Author: Matt Commins
My heart was sinking as I was listening to the last and final episode of the Up and In Podcast when my phone rang. (This was [sigh, it pains me to use the past tense] the best baseball podcast). A friend of mine, who recently joined a new company wanted to discuss the viability of restructuring their paid search account and the best way to accomplish that. Restructuring an account consists of a large scale rearrangement of keywords and placing them into new ad groups. We spoke about the pros and cons and my friend decided to go forth with restructuring based on the best practices I will shortly outline.
Performing a restructure is a time consuming, tedious and meticulous task. Deciding to go down this path requires, depending on the size of the account at least 100 hours of work. If performed properly the long term benefits can be enormous. The account will be more efficient and most importantly, easily adaptable to accomplish the widest variety of goals. However, like with most things in life, there will be short term losses manifested as increased cost per clicks (CPCs) and costs. By following my best practices you can mitigate the short term losses.
When a marketer is given the keys to an existing paid search account the first inclination is to say the account is bereft of best practices; the ad copy isn’t optimized, specific match types are underrepresented, keywords are in incorrect ad groups, and the list goes on. It’s human nature to be overly critical of something new we’re potentially going to be spending a great deal of time with. We do this a lot on first dates when we hold people up standards we do not come close to living up to.
After reviewing the account certitude takes over and the conclusion is to tear down the account and rebuild it. It’s natural to have this feeling. If given the chance, everyone wants to live in a structure constructed to suit their own personal tastes. However, tearing something down and building something new can bring about more trouble than expected. It is impossible to provide one size fits all recommendations because every account is unique and has its own challenges. However, I will cover the most common strategies to employ when restructuring a paid search account. Enough shenanigans, let’s get the ball rolling.
Brief Description of Quality Score
Every keyword and its ad have a symbiotic relationship. The strength of that relationship is reflected numerically on a one to 10 scale with 10 representing the strongest relationship. The term for this relationship is called quality score.
Indulge me for moment and think of quality score as the tether (bond) between the paid search account and the search engine. I’ll call the search engine Google. The stronger the tether, the higher the quality score Google will assign. The Google AdWords algorithm not only prefers, but loves remnant tethers rather than new ones. This is contradictory to the “always be testing” motto Google has been saying for years.
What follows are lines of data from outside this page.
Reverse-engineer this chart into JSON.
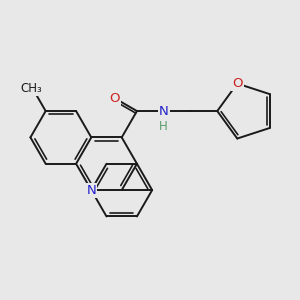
{
  "bg_color": "#e8e8e8",
  "bond_color": "#1a1a1a",
  "bond_width": 1.4,
  "atom_colors": {
    "N": "#2222cc",
    "O": "#cc2222",
    "H": "#5a9f6a",
    "C": "#1a1a1a"
  },
  "font_size_atom": 9.5,
  "figsize": [
    3.0,
    3.0
  ],
  "dpi": 100
}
Expected click through rates (CTRs) is the most important variable in the quality score calculation. If you take a step backwards you’ll notice this makes perfect sense. Google wants to provide the best user experience possible. And how is the best user experience reflected statistically? Click through rates. If Google expects a specific CTR, they’re going to give the remnant ad more priority and charge new advertisers a higher CPC. This is why the barrier to entry into paid search can be so difficult. It’s important to note this does not apply to Bing. Bing’s algorithm does not negatively impact new ads.
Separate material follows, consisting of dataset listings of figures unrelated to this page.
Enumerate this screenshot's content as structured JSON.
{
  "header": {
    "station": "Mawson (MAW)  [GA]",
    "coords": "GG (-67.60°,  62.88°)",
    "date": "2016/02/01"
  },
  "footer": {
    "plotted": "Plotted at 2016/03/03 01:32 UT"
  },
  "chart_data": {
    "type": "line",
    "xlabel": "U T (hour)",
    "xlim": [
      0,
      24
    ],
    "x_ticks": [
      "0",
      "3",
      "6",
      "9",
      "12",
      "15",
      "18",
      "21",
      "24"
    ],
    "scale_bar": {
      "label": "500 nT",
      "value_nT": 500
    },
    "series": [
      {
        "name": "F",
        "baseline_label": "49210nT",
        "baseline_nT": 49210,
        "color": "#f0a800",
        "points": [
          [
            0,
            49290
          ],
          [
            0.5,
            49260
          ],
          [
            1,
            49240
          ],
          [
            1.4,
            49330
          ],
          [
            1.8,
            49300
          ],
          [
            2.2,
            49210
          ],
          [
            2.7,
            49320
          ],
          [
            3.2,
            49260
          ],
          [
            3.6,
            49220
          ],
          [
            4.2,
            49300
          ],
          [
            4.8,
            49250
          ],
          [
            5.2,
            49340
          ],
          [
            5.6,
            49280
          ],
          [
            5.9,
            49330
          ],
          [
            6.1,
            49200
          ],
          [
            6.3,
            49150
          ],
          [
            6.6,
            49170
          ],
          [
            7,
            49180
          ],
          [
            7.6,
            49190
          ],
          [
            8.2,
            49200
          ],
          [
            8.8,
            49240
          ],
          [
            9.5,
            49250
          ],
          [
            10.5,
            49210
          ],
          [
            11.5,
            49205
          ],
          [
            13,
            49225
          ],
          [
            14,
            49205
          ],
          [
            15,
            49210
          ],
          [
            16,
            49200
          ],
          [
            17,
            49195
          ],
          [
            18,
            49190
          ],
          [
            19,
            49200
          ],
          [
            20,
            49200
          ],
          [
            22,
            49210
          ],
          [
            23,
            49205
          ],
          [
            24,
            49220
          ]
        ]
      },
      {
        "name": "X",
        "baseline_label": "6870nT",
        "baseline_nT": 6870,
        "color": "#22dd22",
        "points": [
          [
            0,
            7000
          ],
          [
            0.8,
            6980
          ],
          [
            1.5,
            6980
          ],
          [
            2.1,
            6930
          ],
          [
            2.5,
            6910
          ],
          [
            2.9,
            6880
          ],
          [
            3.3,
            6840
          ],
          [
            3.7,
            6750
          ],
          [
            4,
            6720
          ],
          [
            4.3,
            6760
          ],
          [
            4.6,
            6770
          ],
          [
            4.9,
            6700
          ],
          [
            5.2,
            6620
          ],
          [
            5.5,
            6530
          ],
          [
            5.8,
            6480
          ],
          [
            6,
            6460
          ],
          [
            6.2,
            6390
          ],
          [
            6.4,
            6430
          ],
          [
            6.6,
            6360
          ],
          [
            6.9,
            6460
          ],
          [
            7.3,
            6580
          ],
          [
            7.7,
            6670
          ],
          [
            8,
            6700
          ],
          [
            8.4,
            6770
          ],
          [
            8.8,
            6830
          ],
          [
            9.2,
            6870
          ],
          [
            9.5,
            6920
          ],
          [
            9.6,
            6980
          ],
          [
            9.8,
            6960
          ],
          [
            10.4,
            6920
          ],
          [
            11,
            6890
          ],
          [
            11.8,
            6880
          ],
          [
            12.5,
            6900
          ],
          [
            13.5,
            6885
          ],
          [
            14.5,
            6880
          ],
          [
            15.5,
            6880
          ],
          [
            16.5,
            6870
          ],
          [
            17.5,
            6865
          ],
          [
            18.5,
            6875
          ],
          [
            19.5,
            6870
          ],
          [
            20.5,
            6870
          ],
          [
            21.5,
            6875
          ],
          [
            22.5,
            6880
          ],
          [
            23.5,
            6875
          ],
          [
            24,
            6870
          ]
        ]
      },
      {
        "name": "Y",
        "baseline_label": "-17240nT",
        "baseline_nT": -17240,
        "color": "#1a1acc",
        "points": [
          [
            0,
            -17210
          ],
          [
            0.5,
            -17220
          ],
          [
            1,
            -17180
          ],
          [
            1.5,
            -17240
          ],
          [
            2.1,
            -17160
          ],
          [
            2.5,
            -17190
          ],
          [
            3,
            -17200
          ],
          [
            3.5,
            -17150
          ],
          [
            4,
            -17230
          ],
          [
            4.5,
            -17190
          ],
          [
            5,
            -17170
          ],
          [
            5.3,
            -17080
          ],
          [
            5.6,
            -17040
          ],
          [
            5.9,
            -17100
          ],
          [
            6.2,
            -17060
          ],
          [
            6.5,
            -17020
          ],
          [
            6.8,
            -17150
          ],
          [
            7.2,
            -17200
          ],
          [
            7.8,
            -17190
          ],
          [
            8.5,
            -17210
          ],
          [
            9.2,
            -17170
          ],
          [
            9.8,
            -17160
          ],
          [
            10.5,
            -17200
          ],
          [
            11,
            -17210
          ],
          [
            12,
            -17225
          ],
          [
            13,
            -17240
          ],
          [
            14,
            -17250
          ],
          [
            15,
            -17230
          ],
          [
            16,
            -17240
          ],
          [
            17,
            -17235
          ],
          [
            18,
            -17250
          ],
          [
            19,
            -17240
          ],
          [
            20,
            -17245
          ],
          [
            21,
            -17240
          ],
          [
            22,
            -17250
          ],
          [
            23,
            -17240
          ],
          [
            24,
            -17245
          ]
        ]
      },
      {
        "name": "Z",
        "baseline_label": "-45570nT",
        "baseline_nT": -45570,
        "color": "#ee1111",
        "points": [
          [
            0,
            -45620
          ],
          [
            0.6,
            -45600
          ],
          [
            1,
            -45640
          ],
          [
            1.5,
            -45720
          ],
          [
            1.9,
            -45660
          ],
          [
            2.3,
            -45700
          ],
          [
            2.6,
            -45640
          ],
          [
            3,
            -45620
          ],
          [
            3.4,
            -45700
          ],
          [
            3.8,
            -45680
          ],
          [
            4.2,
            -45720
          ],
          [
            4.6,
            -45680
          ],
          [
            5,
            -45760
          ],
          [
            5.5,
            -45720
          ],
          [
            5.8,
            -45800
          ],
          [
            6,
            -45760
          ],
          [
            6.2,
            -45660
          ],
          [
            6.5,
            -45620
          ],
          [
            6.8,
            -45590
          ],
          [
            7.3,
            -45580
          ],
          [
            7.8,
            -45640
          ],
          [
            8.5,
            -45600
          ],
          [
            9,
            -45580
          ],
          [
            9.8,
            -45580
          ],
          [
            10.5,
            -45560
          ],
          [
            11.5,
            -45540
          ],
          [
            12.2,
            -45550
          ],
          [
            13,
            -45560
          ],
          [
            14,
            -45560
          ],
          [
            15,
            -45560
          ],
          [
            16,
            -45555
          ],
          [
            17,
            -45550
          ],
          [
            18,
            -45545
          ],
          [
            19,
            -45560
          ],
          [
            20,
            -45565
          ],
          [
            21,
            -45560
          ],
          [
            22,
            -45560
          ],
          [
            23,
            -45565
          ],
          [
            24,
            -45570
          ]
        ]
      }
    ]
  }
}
Restructuring Best Practices
When restructuring an account you’re essentially wiping away all of the history (removing the tether) of the keyword and expected history Google relies on. Without any history the quality scores are going to decrease. This brings me to the first best practice: never move exact match keywords, especially branded keywords. The CTR of the exact match version of a keyword is used when calculating quality score for every subsequent match type of that particular keyword. Therefore, maintaining the tether of the exact match keyword will help reduce the impact of the restructure.
When moving keywords the migration of the existing ads, even if they are not written with best practices is critical. The reason for doing this is to try to achieve the same CTR the keyword once had. You’re probably thinking I’m contradicting myself because I just said the exact match version of a keyword determines the quality score. Yes and no. There are many variables that go into the quality score calculation. The CTR an ad receives is another metric that is fed into the quality score algorithm. By using the same ad the CTR should be the same before the restructure. Creating new ads should also be written. Depending on the amount of expected traffic I recommend creating 1-3 new ads for every ad group. Try to make the ads reflect the ad group theme as closely as possible. Over time the new ads should have a higher CTR, which should improve the quality score, lower CPCs and drive more conversions.
Do a slow rollout. Suppose ten campaigns need to be restructured. I suggest doing one campaign per 3-4 weeks. This will allow the account to slowly adjust to the increased costs and minimize the impact of the increased CPCs. Suppose an entire account was restructured and went live on the same day; Google’s algorithm is going to freak out. Not to the level of my Mother at Journey concert but close enough. Under this scenario the entire account will encounter a substantial increase in CPCs which will increase your conversion metrics and lower the overall margin. When your boss or client sees this at the end of the month you will most likely lose your credibility and will have to continually prove you know what you’re doing. I’ve been in situations like that before and those are situations you do not want to be a part of.
To conclude, it will take time to recapture the quality score after an account is restructured. It takes roughly 10,000 clicks before an account has regained its quality score. If the restructure is done correctly, the account will be more efficient, easily scalable and more agile allowing for easy modifications to accomplish any goal.